In Marietta the Explorer tied up along a lovely waterfront park that climbs the banks of the Muskingum River where it flows into the Ohio. Across a narrow stretch of water lay the site of the “picketed point” where the earliest settlers banded together for protection from local Indians. Commanding a dominant place near the confluence of the rivers is the flatiron-shaped Lafayette Hotel, named for the French hero of our Revolution, who arrived nearby during his national tour of 1825. The hotel, built in 1918 on the site of an earlier incarnation, contains an impressive small collection of early American rifles, as well as many riverboat artifacts.

Many of Marietta’s attractions focus on its days as a center of river-borne commerce. The Ohio River Museum there pays tribute to the first Indian inhabitants and explorers but is most notable for its steamboat memorabilia, including the oldest surviving pilothouse, plus railings, signboards, enormous ships’ wheels, and many fine old photographs. Perhaps the most highly regarded acquisition is the 1918 stern-wheeler towboat W. P. Snyder, Jr. , laid up in 1954 and saved from destruction by swift action by the Sons and Daughters of Pioneer Rivermen, who delivered it to the museum under its own steam the following year.

There are mysterious prehistoric marvels in Marietta in the form of mounds that are thought to have been burial grounds of the Hopewell culture of the tenth century. Once, many such mounds rose like signposts along a trail to the Muskingum River, forming what has since been called the Sacra Via. Of the two that remain within the town, one lies at the heart of Mound Cemetery, circled by the graves of many of the town’s founding fathers. More officers of the Revolution are buried here, it is said, than anywhere else in the country.

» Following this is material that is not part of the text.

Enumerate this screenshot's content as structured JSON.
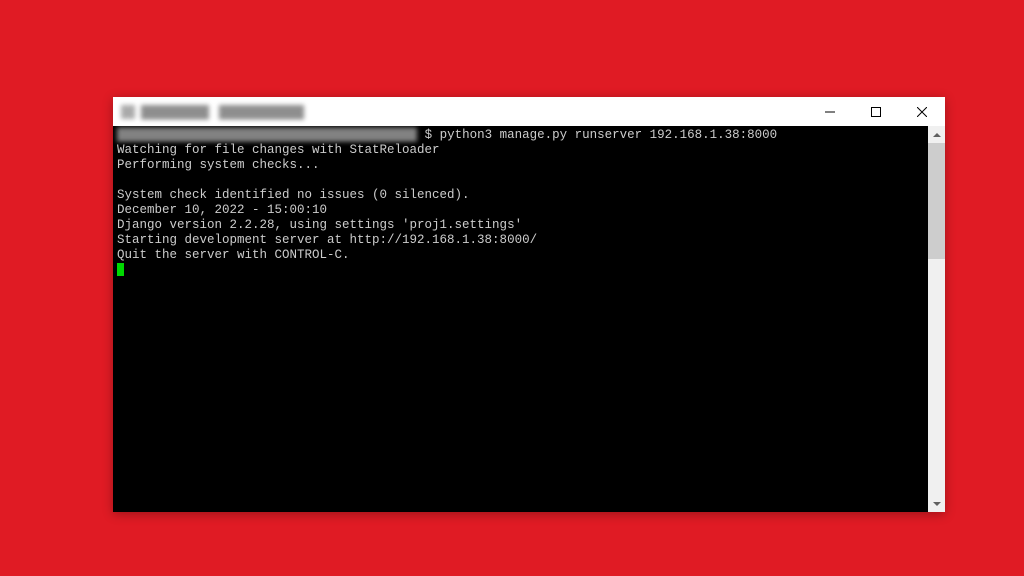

At the risk of drifting into New Age romanticism, I must admit I don’t think it’s possible to visit this place without connecting with its ancient spirits. The silent grassy hill, the tilting, worn gravestones of the dogged pioneers, the mansions that speak of affluent late-nineteenth-century America in the square surrounding this resting place, and the two rivers that bound the city all become rippling concentric circles.

And time spent on the river itself, urging our behemoth through huge locks, watching pleasure craft and coal barges stream by, waving to admirers onshore, fighting the impulse to disdain power plants that rise out of nowhere to mar a postcard sunset—all this just widens the circle. In a somewhat boosterish film shown on board, I learned that today on the Ohio barges—30,000 of them—carry 20 percent of the nation’s coal, 30 percent of its oil, and 15 percent of its total freight. “The river flows through all of us,” said one of the crew. “As a nation and as individuals.”